ANGPTL4 exacerbates pancreatitis by augmenting acinar cell injury through upregulation of C5a

• Published in: EMBO molecular medicine Vol. 12; no. 8; pp. e11222 - n/a
• Main Authors: Jung, Kyung Hee, Son, Mi Kwon, Yan, Hong Hua, Fang, Zhenghuan, Kim, Juyoung, Kim, Soo Jung, Park, Jung Hee, Lee, Ji Eun, Yoon, Young‐Chan, Seo, Myeong Seong, Han, Beom Seok, Ko, Soyeon, Suh, Young Ju, Lim, Joo Han, Lee, Don‐Haeng, Teo, Ziqiang, Wee, Jonathan Wei Kiat, Tan, Nguan Soon, Hong, Soon‐Sun
• Format: Journal Article
• Language: English
• Published: England EMBO Press 07.08.2020; John Wiley and Sons Inc; Springer Nature
• Subjects: 1-Phosphatidylinositol 3-kinase; Acinar Cells; Acute Disease; acute pancreatitis; AKT protein; Angiopoietin; Angiopoietin-Like Protein 4 - genetics; ANGPTL4; Animal models; Animals; Apoptosis; C5a; Cell activation; Cell death; Cell injury; Chemokines; Complement activation; Complement component C5a; Cytokines; DNA microarrays; Gene deletion; Humans; Inflammation; Inflammatory diseases; Lipopolysaccharides; macrophage; Macrophages; Metabolism; Mice; Mice, Inbred C57BL; Mortality; Pancreas; Pancreatitis; Pathophysiology; Phosphatidylinositol 3-Kinases; Up-Regulation; macrophage; ANGPTL4; C5a; acute pancreatitis
• ISSN: 1757-4676; 1757-4684
• DOI: 10.15252/emmm.201911222

Pancreatitis is the inflammation of the pancreas.

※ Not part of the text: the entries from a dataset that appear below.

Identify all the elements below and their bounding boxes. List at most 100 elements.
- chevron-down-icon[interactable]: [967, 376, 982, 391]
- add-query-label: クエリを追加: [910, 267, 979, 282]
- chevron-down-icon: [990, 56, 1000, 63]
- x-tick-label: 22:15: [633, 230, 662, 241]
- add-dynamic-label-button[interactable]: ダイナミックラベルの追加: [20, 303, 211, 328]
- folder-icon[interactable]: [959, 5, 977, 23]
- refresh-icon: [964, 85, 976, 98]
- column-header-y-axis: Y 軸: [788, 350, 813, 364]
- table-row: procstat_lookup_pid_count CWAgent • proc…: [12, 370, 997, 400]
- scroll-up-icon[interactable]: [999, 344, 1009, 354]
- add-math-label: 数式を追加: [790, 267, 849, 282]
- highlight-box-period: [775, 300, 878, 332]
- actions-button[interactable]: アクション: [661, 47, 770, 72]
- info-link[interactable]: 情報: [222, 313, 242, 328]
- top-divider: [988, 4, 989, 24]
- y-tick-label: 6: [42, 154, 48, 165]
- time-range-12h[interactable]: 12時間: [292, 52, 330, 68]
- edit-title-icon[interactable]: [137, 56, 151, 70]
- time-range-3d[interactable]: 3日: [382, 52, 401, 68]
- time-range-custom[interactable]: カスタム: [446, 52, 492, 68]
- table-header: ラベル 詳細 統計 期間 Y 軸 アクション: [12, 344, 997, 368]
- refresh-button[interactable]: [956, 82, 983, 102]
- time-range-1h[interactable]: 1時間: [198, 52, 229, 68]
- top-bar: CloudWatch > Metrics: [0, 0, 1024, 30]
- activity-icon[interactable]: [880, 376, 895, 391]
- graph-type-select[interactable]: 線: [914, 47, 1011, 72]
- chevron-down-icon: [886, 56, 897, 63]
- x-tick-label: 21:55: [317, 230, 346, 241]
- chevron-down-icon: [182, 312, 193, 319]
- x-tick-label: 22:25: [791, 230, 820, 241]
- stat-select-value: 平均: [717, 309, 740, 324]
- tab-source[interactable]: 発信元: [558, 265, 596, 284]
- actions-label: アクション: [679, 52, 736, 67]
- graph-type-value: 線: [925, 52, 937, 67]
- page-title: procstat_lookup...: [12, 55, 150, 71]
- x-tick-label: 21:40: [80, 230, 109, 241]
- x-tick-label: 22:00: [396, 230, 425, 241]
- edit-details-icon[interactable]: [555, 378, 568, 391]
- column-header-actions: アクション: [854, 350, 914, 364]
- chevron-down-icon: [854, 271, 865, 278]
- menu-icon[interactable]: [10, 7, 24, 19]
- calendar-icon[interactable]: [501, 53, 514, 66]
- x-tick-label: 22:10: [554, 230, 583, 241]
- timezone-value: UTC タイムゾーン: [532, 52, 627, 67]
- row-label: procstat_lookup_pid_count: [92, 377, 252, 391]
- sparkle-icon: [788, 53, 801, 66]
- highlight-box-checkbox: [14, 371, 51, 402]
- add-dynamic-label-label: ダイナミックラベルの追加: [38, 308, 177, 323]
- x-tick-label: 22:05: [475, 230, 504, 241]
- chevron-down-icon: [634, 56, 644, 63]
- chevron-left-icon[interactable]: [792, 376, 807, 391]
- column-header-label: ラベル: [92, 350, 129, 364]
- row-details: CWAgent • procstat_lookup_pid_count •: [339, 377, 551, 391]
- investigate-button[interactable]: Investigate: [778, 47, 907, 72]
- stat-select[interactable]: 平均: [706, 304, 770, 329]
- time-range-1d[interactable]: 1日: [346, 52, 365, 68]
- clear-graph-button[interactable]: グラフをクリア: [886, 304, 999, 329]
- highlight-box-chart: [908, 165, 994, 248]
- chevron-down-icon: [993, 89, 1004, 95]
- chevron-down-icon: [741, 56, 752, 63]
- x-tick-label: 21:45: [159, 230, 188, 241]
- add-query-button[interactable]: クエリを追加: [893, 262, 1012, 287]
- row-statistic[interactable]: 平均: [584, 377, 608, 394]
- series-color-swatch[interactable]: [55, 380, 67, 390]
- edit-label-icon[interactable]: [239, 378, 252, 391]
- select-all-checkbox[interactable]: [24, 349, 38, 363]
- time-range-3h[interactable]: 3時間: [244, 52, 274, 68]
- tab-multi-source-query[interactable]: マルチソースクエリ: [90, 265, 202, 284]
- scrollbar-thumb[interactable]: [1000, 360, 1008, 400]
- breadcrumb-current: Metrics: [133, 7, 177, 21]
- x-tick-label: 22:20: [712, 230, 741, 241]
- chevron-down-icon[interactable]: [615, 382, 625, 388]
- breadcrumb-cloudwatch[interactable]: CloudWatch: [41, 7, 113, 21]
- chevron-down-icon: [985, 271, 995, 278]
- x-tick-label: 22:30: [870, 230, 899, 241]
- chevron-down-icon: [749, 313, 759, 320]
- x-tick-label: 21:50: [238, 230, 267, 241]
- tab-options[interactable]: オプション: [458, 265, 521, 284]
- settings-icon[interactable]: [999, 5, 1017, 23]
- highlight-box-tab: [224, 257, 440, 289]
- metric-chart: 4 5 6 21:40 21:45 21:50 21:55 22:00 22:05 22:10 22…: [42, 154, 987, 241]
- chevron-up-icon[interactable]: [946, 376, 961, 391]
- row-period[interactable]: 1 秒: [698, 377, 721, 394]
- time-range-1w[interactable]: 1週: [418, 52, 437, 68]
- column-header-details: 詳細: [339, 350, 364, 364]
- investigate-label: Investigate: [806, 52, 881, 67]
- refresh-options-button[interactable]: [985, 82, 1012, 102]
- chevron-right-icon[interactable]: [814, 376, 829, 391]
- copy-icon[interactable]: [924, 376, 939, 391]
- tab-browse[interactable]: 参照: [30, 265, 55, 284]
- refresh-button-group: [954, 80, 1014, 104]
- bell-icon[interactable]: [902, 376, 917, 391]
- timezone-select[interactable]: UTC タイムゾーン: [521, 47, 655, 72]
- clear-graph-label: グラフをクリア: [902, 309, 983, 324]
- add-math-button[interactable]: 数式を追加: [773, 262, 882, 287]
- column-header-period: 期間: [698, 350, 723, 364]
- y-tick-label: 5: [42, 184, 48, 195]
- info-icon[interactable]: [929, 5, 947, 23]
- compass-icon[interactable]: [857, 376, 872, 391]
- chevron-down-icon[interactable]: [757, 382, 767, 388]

However, little is known about the genes associated with pancreatitis severity. Our microarray analysis of pancreatic tissues from mild and severe acute pancreatitis mice models identified angiopoietin‐like 4 (ANGPTL4) as one of the most significantly upregulated genes. Clinically, ANGPTL4 expression was also increased in the serum and pancreatic tissues of pancreatitis patients. The deficiency in ANGPTL4 in mice, either by gene deletion or neutralizing antibody, mitigated pancreatitis‐associated pathological outcomes. Conversely, exogenous ANGPTL4 exacerbated pancreatic injury with elevated cytokine levels and apoptotic cell death. High ANGPTL4 enhanced macrophage activation and infiltration into the pancreas, which increased complement component 5a (C5a) level through PI3K/AKT signaling. The activation of the C5a receptor led to hypercytokinemia that accelerated acinar cell damage and furthered pancreatitis. Indeed, C5a neutralizing antibody decreased inflammatory response in LPS‐activated macrophages and alleviated pancreatitis severity. In agreement, there was a significant positive correlation between C5a and ANGPTL4 levels in pancreatitis patients. Taken together, our study suggests that targeting ANGPTL4 is a potential strategy for the treatment of pancreatitis. Synopsis This study identifies ANGPTL4 as a potential pathological mediator that induces pancreatitis. Targeting ANGPTL4 by a neutralizing antibody is shown to be an effective strategy for the treatment of pancreatitis in mice. ANGPTL4 induces pancreatitis in mice and its expression is correlated with pancreatitis severity in acute pancreatitis patients. ANGPTL4 expression induces acinar cell injury as well as a massive release of inflammatory cytokines. ANGPTL4 plays a critical role in the regulation of C5a via PI3K/AKT signaling in macrophages. A neutralizing antibody against ANGPTL4 alleviates macrophage activation and improves pancreatitis severity in mice. This study identifies ANGPTL4 as a potential pathological mediator that induces pancreatitis. Targeting ANGPTL4 by a neutralizing antibody is shown to be an effective strategy for the treatment of pancreatitis in mice.